Wie sterbende Zellen gefährliche Immunreaktionen verhindern

14.01.2020 - Deutschland

Sterbende Körperzellen können das Immunsystem in Schach halten und verhindern so unerwünschte Immunreaktionen gegen den eigenen Körper. Wissenschaftler vom Deutschen Krebsforschungszentrum haben jetzt einen Rezeptor auf Immunzellen von Mäusen identifiziert, der diesen Schutzmechanismus aktiviert und so gefährliche Autoimmunreaktionen verhindern kann, bei denen sich das Abwehrsystem gegen körpereigene Strukturen richtet.

© DKFZ

DKFZ-Forscher haben herausgefunden, wie apoptotische Zellen gefährliche Immunreaktionen verhindern

Täglich sterben im menschlichen Körper Milliarden von Zellen. Dies geschieht durch einen streng regulierten Prozess, der als Apoptose – programmierter Zelltod – bezeichnet wird.
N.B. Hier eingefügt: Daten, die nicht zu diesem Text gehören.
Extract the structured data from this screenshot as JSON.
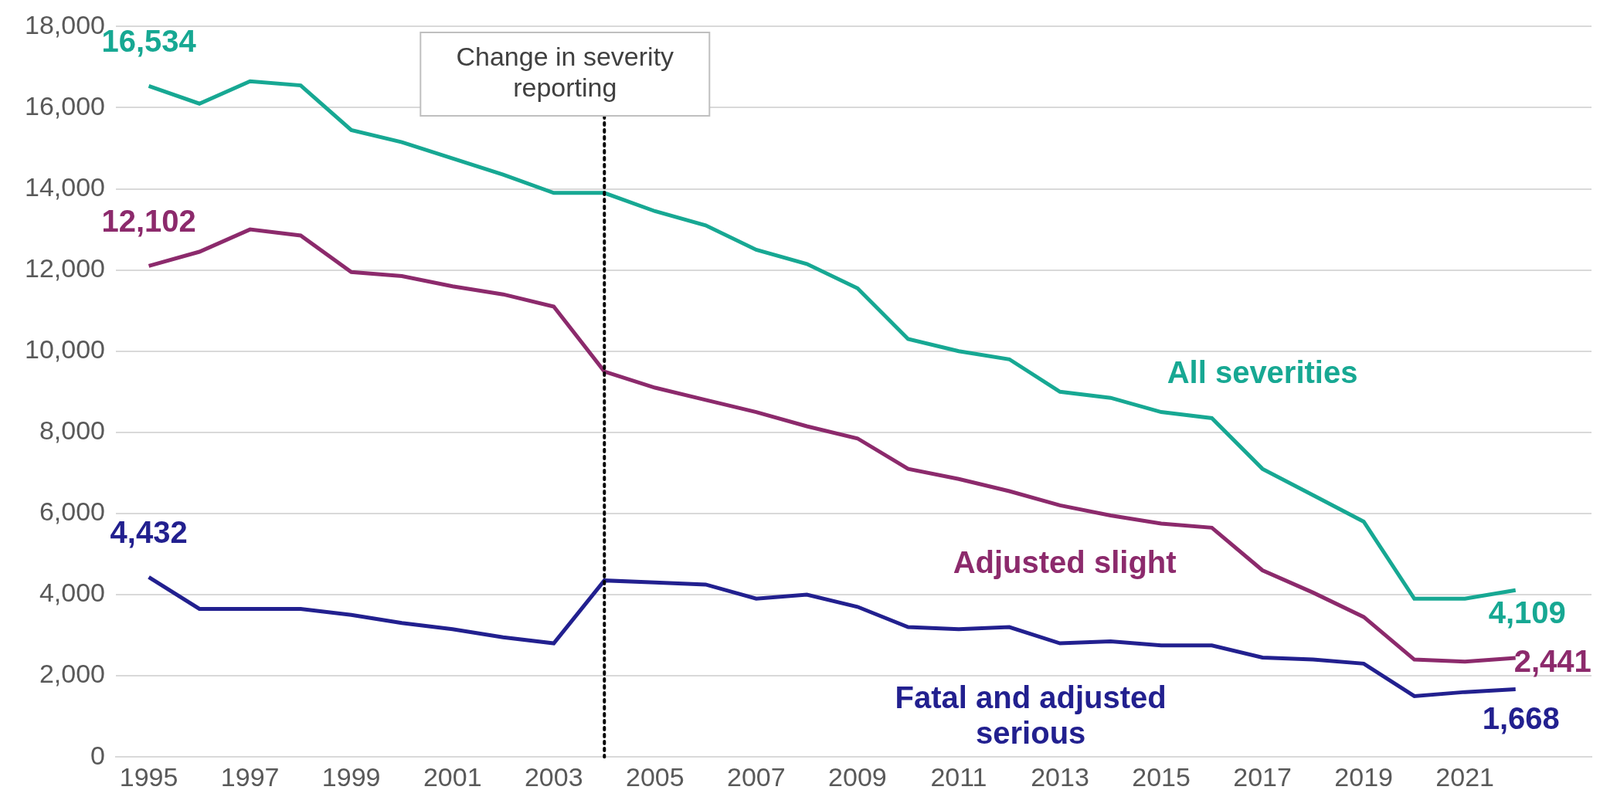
{
  "chart_data": {
    "type": "line",
    "x": [
      1995,
      1996,
      1997,
      1998,
      1999,
      2000,
      2001,
      2002,
      2003,
      2004,
      2005,
      2006,
      2007,
      2008,
      2009,
      2010,
      2011,
      2012,
      2013,
      2014,
      2015,
      2016,
      2017,
      2018,
      2019,
      2020,
      2021,
      2022
    ],
    "xlim": [
      1994.35,
      2023.5
    ],
    "xticks": [
      1995,
      1997,
      1999,
      2001,
      2003,
      2005,
      2007,
      2009,
      2011,
      2013,
      2015,
      2017,
      2019,
      2021
    ],
    "ylim": [
      0,
      18000
    ],
    "yticks": [
      0,
      {
        "value": 2000,
        "label": "2,000"
      },
      {
        "value": 4000,
        "label": "4,000"
      },
      {
        "value": 6000,
        "label": "6,000"
      },
      {
        "value": 8000,
        "label": "8,000"
      },
      {
        "value": 10000,
        "label": "10,000"
      },
      {
        "value": 12000,
        "label": "12,000"
      },
      {
        "value": 14000,
        "label": "14,000"
      },
      {
        "value": 16000,
        "label": "16,000"
      },
      {
        "value": 18000,
        "label": "18,000"
      }
    ],
    "grid": true,
    "series": [
      {
        "name": "All severities",
        "color": "#17a893",
        "values": [
          16534,
          16100,
          16650,
          16550,
          15450,
          15150,
          14750,
          14350,
          13900,
          13900,
          13450,
          13100,
          12500,
          12150,
          11550,
          10300,
          10000,
          9800,
          9000,
          8850,
          8500,
          8350,
          7100,
          6450,
          5800,
          3900,
          3900,
          4109
        ],
        "value_labels": [
          "16,534",
          null,
          null,
          null,
          null,
          null,
          null,
          null,
          null,
          null,
          null,
          null,
          null,
          null,
          null,
          null,
          null,
          null,
          null,
          null,
          null,
          null,
          null,
          null,
          null,
          null,
          null,
          "4,109"
        ]
      },
      {
        "name": "Adjusted slight",
        "color": "#8c2a6c",
        "values": [
          12102,
          12450,
          13000,
          12850,
          11950,
          11850,
          11600,
          11400,
          11100,
          9500,
          9100,
          8800,
          8500,
          8150,
          7850,
          7100,
          6850,
          6550,
          6200,
          5950,
          5750,
          5650,
          4600,
          4050,
          3450,
          2400,
          2350,
          2441
        ],
        "value_labels": [
          "12,102",
          null,
          null,
          null,
          null,
          null,
          null,
          null,
          null,
          null,
          null,
          null,
          null,
          null,
          null,
          null,
          null,
          null,
          null,
          null,
          null,
          null,
          null,
          null,
          null,
          null,
          null,
          "2,441"
        ]
      },
      {
        "name": "Fatal and adjusted serious",
        "color": "#22208f",
        "values": [
          4432,
          3650,
          3650,
          3650,
          3500,
          3300,
          3150,
          2950,
          2800,
          4350,
          4300,
          4250,
          3900,
          4000,
          3700,
          3200,
          3150,
          3200,
          2800,
          2850,
          2750,
          2750,
          2450,
          2400,
          2300,
          1500,
          1600,
          1668
        ],
        "value_labels": [
          "4,432",
          null,
          null,
          null,
          null,
          null,
          null,
          null,
          null,
          null,
          null,
          null,
          null,
          null,
          null,
          null,
          null,
          null,
          null,
          null,
          null,
          null,
          null,
          null,
          null,
          null,
          null,
          "1,668"
        ]
      }
    ],
    "annotations": [
      {
        "text": "Change in severity reporting",
        "x": 2004
      }
    ]
  }
}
Die sterbenden Zellen konfrontieren das Immunsystem mit großen Mengen an Proteinen, die eigentlich die Immunabwehr auf den Plan rufen müssten. Doch offenbar unterdrücken apoptotische Zellen aktiv das Immunsystem, damit es sich nicht gegen Strukturen des eigenen Körpers richtet. „Wir haben uns bereits vor vielen Jahren die Frage gestellt, welcher Schutzmechanismus Autoimmunreaktionen, also Angriffe gegen körpereigenes Gewebe, verhindert, wenn Zellen des Immunsystems, etwa dendritische Zellen, die Überreste der abgestorbenen Zellen aufnehmen“, sagt Peter Krammer, Immunologe vom Deutschen Krebsforschungszentrum (DKFZ).

Vor kurzem hatte das Team um Krammer und Heiko Weyd eine Antwort darauf gefunden: Gleich beim Einleiten der Apoptose befördern die sterbenden Zellen Proteine aus der Familie der Annexine an die Oberfläche. Die Annexine wirken wie ein Stoppsignal auf die Zellen des Immunsystems und verhindern, dass eine Abwehrreaktion ausgelöst wird.
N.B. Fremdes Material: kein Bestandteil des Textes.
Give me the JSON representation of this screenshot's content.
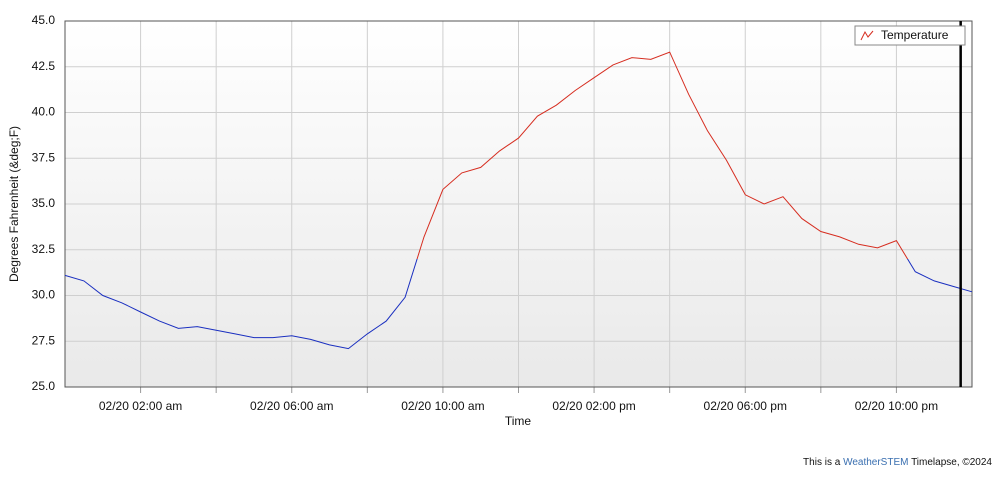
{
  "chart_data": {
    "type": "line",
    "y_label": "Degrees Fahrenheit (&deg;F)",
    "x_label": "Time",
    "x": [
      0,
      0.5,
      1,
      1.5,
      2,
      2.5,
      3,
      3.5,
      4,
      4.5,
      5,
      5.5,
      6,
      6.5,
      7,
      7.5,
      8,
      8.5,
      9,
      9.5,
      10,
      10.5,
      11,
      11.5,
      12,
      12.5,
      13,
      13.5,
      14,
      14.5,
      15,
      15.5,
      16,
      16.5,
      17,
      17.5,
      18,
      18.5,
      19,
      19.5,
      20,
      20.5,
      21,
      21.5,
      22,
      22.5,
      23,
      23.5,
      24
    ],
    "series": [
      {
        "name": "Temperature",
        "color": "#d62d20",
        "below_color": "#1a2fc0",
        "color_threshold": 32,
        "values": [
          31.1,
          30.8,
          30.0,
          29.6,
          29.1,
          28.6,
          28.2,
          28.3,
          28.1,
          27.9,
          27.7,
          27.7,
          27.8,
          27.6,
          27.3,
          27.1,
          27.9,
          28.6,
          29.9,
          33.2,
          35.8,
          36.7,
          37.0,
          37.9,
          38.6,
          39.8,
          40.4,
          41.2,
          41.9,
          42.6,
          43.0,
          42.9,
          43.3,
          41.0,
          39.0,
          37.4,
          35.5,
          35.0,
          35.4,
          34.2,
          33.5,
          33.2,
          32.8,
          32.6,
          33.0,
          31.3,
          30.8,
          30.5,
          30.2
        ]
      }
    ],
    "xlim": [
      0,
      24
    ],
    "xticks": [
      {
        "value": 2,
        "label": "02/20 02:00 am"
      },
      {
        "value": 6,
        "label": "02/20 06:00 am"
      },
      {
        "value": 10,
        "label": "02/20 10:00 am"
      },
      {
        "value": 14,
        "label": "02/20 02:00 pm"
      },
      {
        "value": 18,
        "label": "02/20 06:00 pm"
      },
      {
        "value": 22,
        "label": "02/20 10:00 pm"
      }
    ],
    "xminor": [
      4,
      8,
      12,
      16,
      20
    ],
    "ylim": [
      25,
      45
    ],
    "yticks": [
      {
        "value": 25,
        "label": "25.0"
      },
      27.5,
      {
        "value": 30,
        "label": "30.0"
      },
      32.5,
      {
        "value": 35,
        "label": "35.0"
      },
      37.5,
      {
        "value": 40,
        "label": "40.0"
      },
      42.5,
      {
        "value": 45,
        "label": "45.0"
      }
    ],
    "marker_x": 23.7,
    "grid": true,
    "legend": "top-right"
  },
  "footer": {
    "prefix": "This is a",
    "brand": "WeatherSTEM",
    "suffix": "Timelapse, ©2024"
  }
}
Jetzt konnte Kevin Bode aus Krammers Abteilung das Protein Dectin-1 als den Annexin-bindenden Rezeptor auf der Oberfläche dendritischer Zellen identifizieren: Dectin-1 erkennt die Annexine und löst in dendritischen Zellen eine Signalkette aus, die letztlich die Immunreaktion unterdrückt.

Mäuse, die kein Dectin-1 auf der Oberfläche ihrer dendritischen Zellen tragen, zeigten eine verstärkte Abwehrreaktion gegenüber sterbenden, apoptotischen Zellen. Zudem entwickeln die Mäuse ohne Dectin-1 im Alter Anzeichen von Autoimmunkrankheiten.

Die DKFZ-Wissenschaftler haben damit einen wichtigen Kontrollmechanismus für die „Selbsttoleranz“ des Immunsystems entdeckt. „Wir gehen aber davon aus, dass der Körper noch über weitere Schutzfunktionen verfügt, die Autoimmunreaktionen verhindern. Deshalb macht sich der Dectin-1 Verlust erst bei älteren Mäusen bemerkbar“, so Bode.

„Interessanterweise kommt Dectin-1 eine Doppelfunktion zu“, sagt Peter Krammer. Dectin-1 bindet nicht nur Annexine, sondern – mit einer anderen Bindungsstelle – auch bestimmte Krankheitserreger. Dies bewirkt die gegenteilige Reaktion und löst eine Immunreaktion aus. „Damit haben wir einen entscheidenden Kontrollpunkt im Immunsystem („Checkpoint“) identifiziert, der – je nach Bindungspartner – entweder die Immunreaktion auslöst oder unterdrückt“, betont Krammer die Bedeutung der Arbeit.

Ein wichtiges Glied in der Dectin-1-Signalkette ist das Enzym NADPH-Oxidase-2. Menschen, denen dieses Enzym fehlt, entwickeln Autoimmunerkrankungen. Die DKFZ-Forscher untersuchen daher derzeit in Kooperation mit dem Kinderspital Zürich und dem Universitätsklinikum Heidelberg Blutproben von Patienten mit NADPH-Oxidase-2-Mangel, um neue Ansatzpunkte für mögliche Therapien zu finden.